There’s a line I especially love in Norton Juster’s 2005 picture book The Hello, Goodbye Window: the little girl narrator, recounting her busy day visiting her grandparents, asserts, with a preschooler’s absolute certainty that she’s the center of the world, “When I get tired I come in and take my nap and nothing happens until I get up.”
Sigh. If only Springfield would go on pause when I take a week off. But it doesn’t, and here’s, apparently, some of what I missed:
The municipal budget process continued its unhappy progress, with all kinds of bleak projections about unhired cops and unmowed parks and—the one that really breaks my heart—three closed libraries. (And yes, I know that plenty of cities Springfield’s size don’t have the number of neighborhood branches the city does—but being a city chock full of libraries is a great distinction that lots of people would like to preserve.) The City Council will vote on the budget this week; here, various councilors tell the Reminder's Mike Dobbs what they think of Mayor Domenic Sarno’s budget. And here, Western Mass. Politics & Insight offers a great blow-by-blow account of a Council budget meeting.
Councilor Tim Rooke finally saw one of his pet projects—a license-plate scanning device that will help the city track cars whose owners owe parking-ticket and excise fees—finally about to get off the ground but continues to beat his head against the walls of City Hall in his effort to get the city’s health insurance plan put out to bid. The city unveiled a so-called “open checkbook” system, based on the premise that taxpayers maybe ought to be able to see where their money’s going.
Danny Warwick was named the city’s new schools superintendent, by a 5 to 2 vote by the School Committee. The two dissenters were Barbara Gresham and Denise Hurst; the latter’s mother-in-law, former School Committee member Marj Hurst, wrote a thinly veiled attack on Warwick a couple of months ago, contending that he had an unfair inside track and preemptively criticizing the yet-to-be-named superintendent for failing to appoint any African-Americans to his yet-to-be-named group of assistant superintendents. Hey, now that Warwick's got the job, let's see whom he actually decides to appoint to his team.

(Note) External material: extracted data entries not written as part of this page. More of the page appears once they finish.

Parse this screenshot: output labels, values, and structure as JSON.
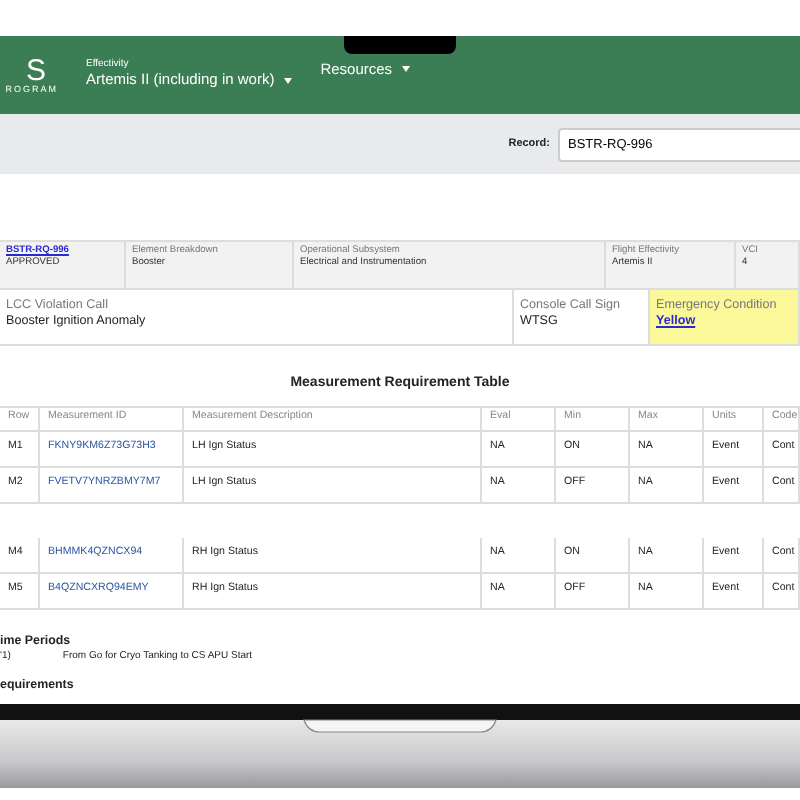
{
  "header": {
    "logo": "S",
    "logo_sub": "ROGRAM",
    "effectivity_label": "Effectivity",
    "effectivity_value": "Artemis II (including in work)",
    "menus": [
      "Resources"
    ]
  },
  "record_bar": {
    "label": "Record:",
    "value": "BSTR-RQ-996"
  },
  "summary_rows": [
    [
      {
        "label": "BSTR-RQ-996",
        "value": "APPROVED",
        "kind": "link"
      },
      {
        "label": "Element Breakdown",
        "value": "Booster",
        "kind": "plain"
      },
      {
        "label": "Operational Subsystem",
        "value": "Electrical and Instrumentation",
        "kind": "plain"
      },
      {
        "label": "Flight Effectivity",
        "value": "Artemis II",
        "kind": "plain"
      },
      {
        "label": "VCI",
        "value": "4",
        "kind": "plain"
      }
    ],
    [
      {
        "label": "LCC Violation Call",
        "value": "Booster Ignition Anomaly",
        "kind": "plain"
      },
      {
        "label": "Console Call Sign",
        "value": "WTSG",
        "kind": "plain"
      },
      {
        "label": "Emergency Condition",
        "value": "Yellow",
        "kind": "value-link",
        "color": "#fbf89a"
      }
    ]
  ],
  "table": {
    "title": "Measurement Requirement Table",
    "columns": [
      "Row",
      "Measurement ID",
      "Measurement Description",
      "Eval",
      "Min",
      "Max",
      "Units",
      "Code"
    ],
    "rows": [
      {
        "cells": [
          "M1",
          "FKNY9KM6Z73G73H3",
          "LH Ign Status",
          "NA",
          "ON",
          "NA",
          "Event",
          "Cont"
        ]
      },
      {
        "cells": [
          "M2",
          "FVETV7YNRZBMY7M7",
          "LH Ign Status",
          "NA",
          "OFF",
          "NA",
          "Event",
          "Cont"
        ]
      },
      {
        "cells": [
          "M4",
          "BHMMK4QZNCX94",
          "RH Ign Status",
          "NA",
          "ON",
          "NA",
          "Event",
          "Cont"
        ]
      },
      {
        "cells": [
          "M5",
          "B4QZNCXRQ94EMY",
          "RH Ign Status",
          "NA",
          "OFF",
          "NA",
          "Event",
          "Cont"
        ]
      }
    ]
  },
  "time_periods": {
    "heading": "ime Periods",
    "items": [
      {
        "code": "'1)",
        "text": "From Go for Cryo Tanking to CS APU Start"
      }
    ]
  },
  "requirements": {
    "heading": "equirements"
  }
}
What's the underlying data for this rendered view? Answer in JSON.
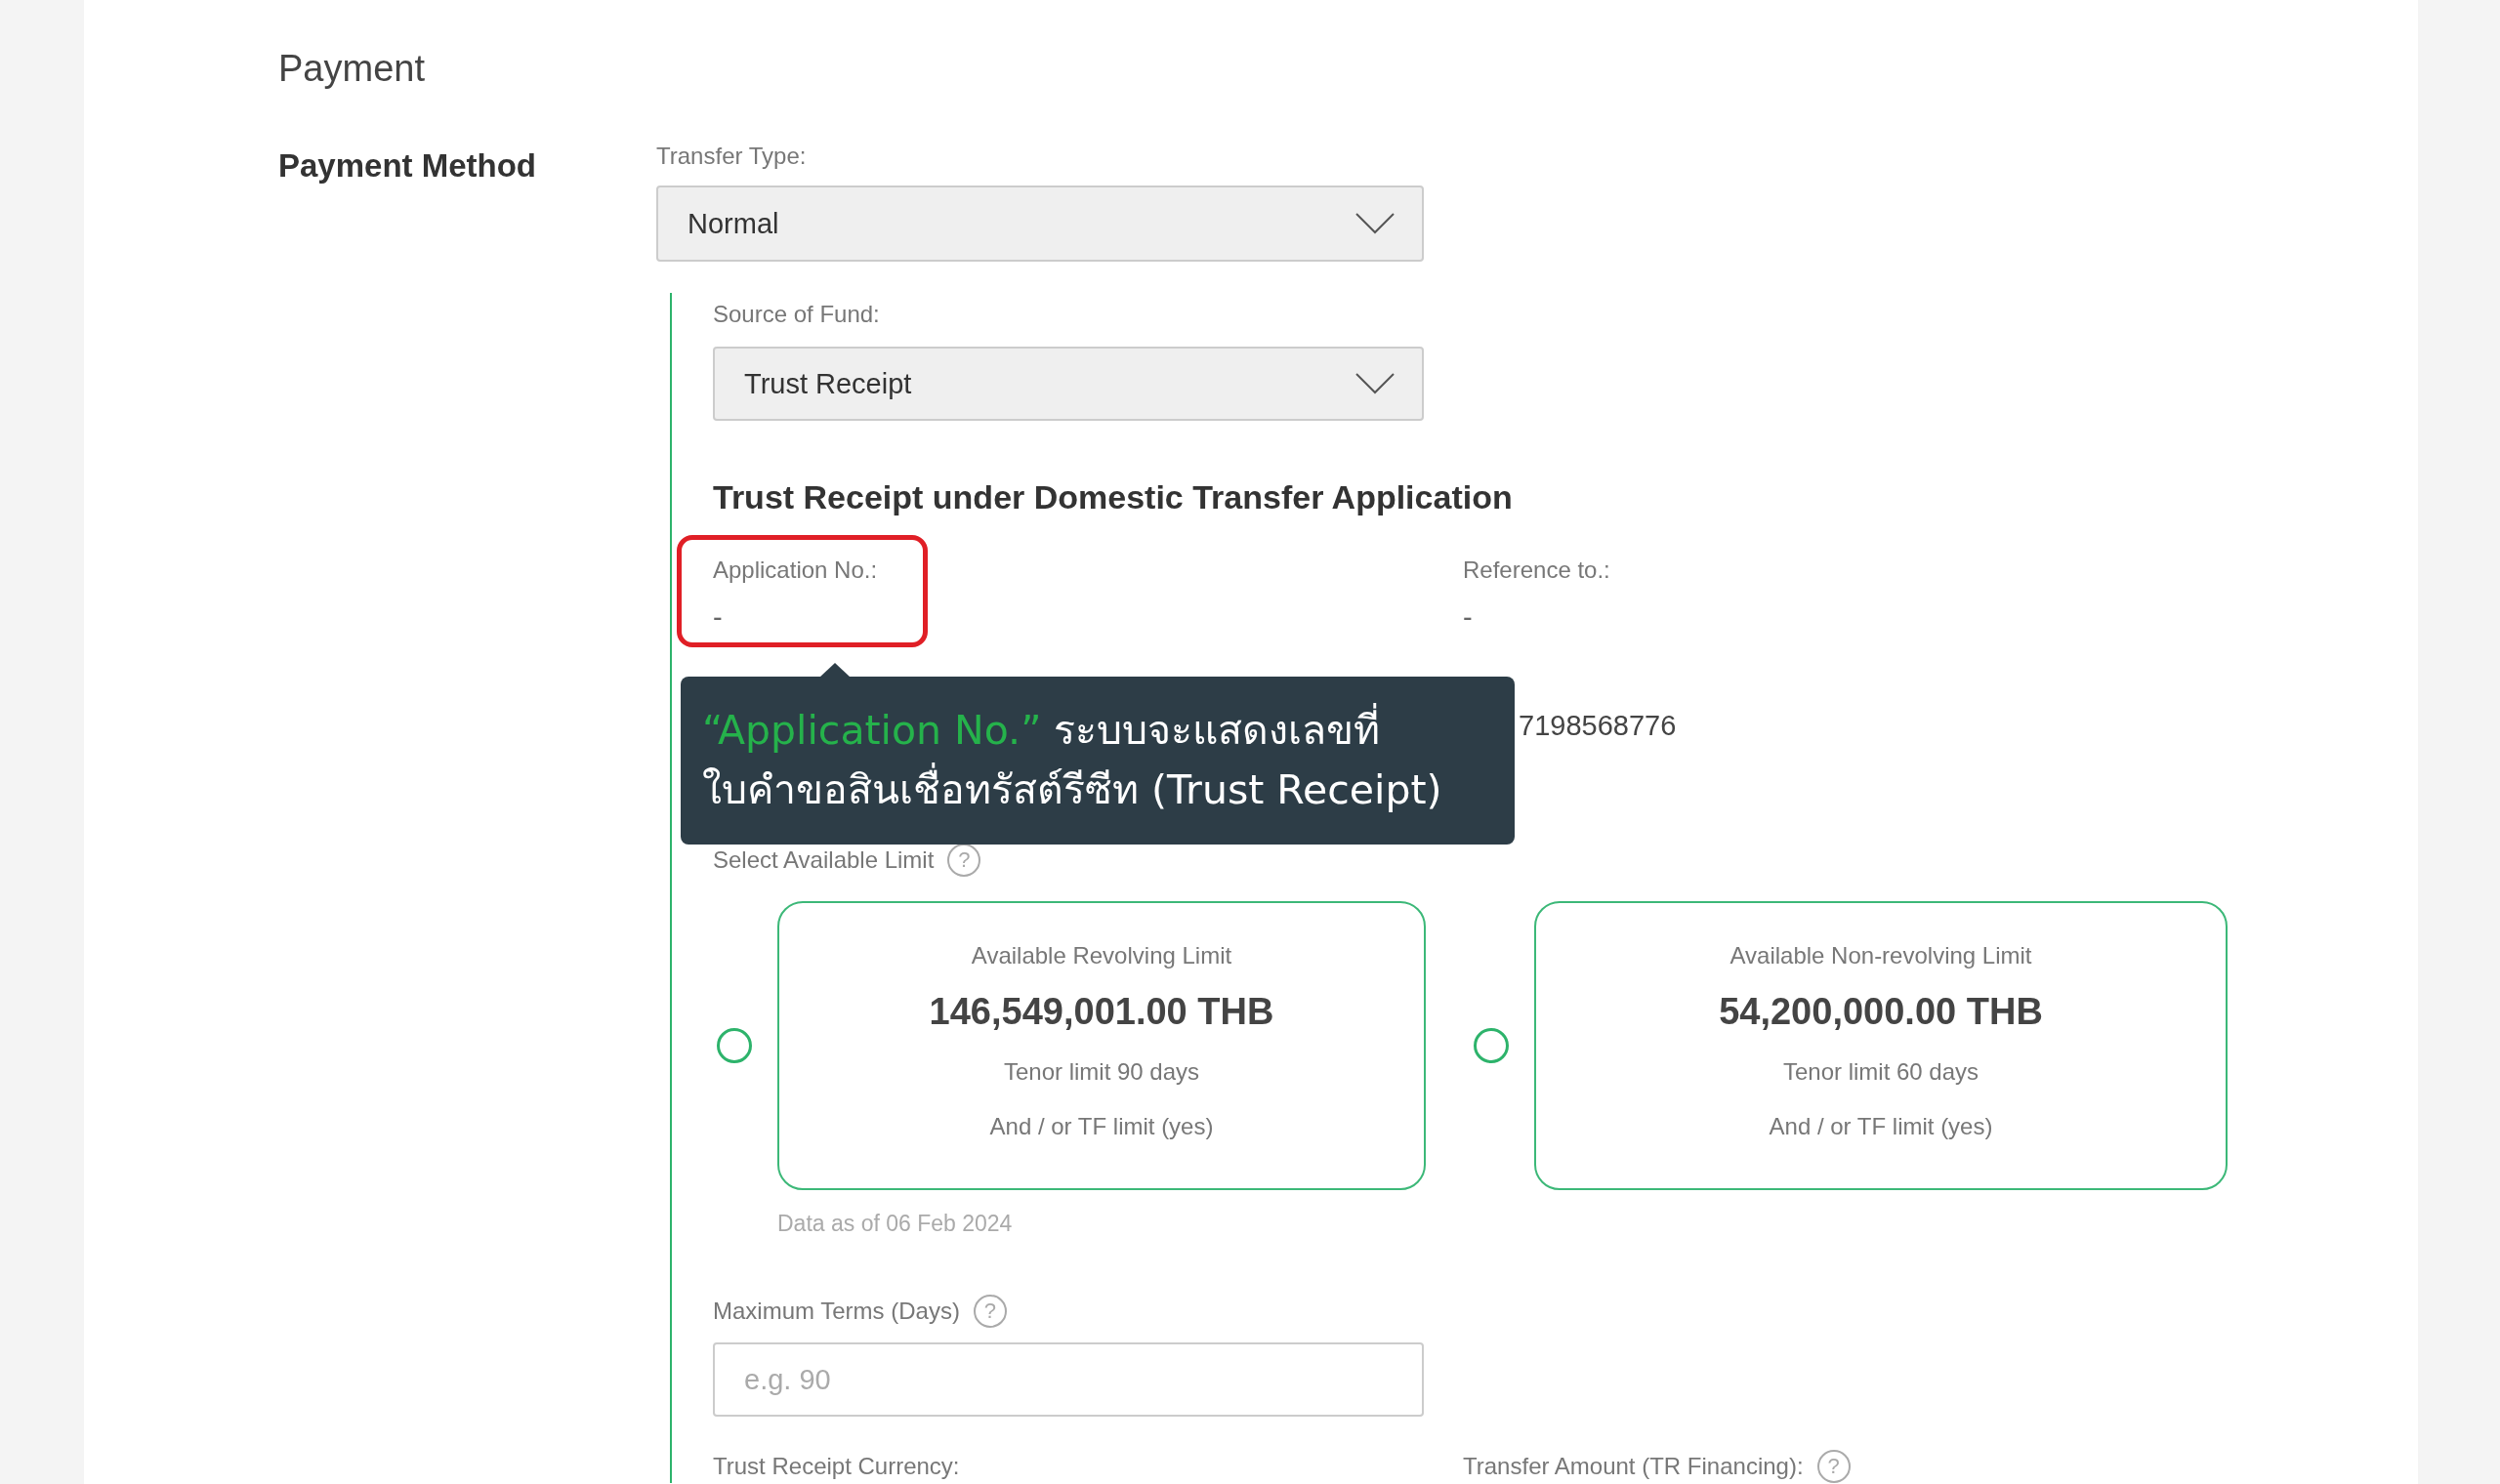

And in an eerie flashback to the mid ’90s, again there’s talk of the Republican selling its building for a potential casino site. The paper vows that this potentially very lucrative offer won’t in any way affect its coverage of the casino issue. Oh, and lookie, casino developers are apparently hoping to ingratiate themselves to residents by coughing up some dough for the Fourth of July fireworks.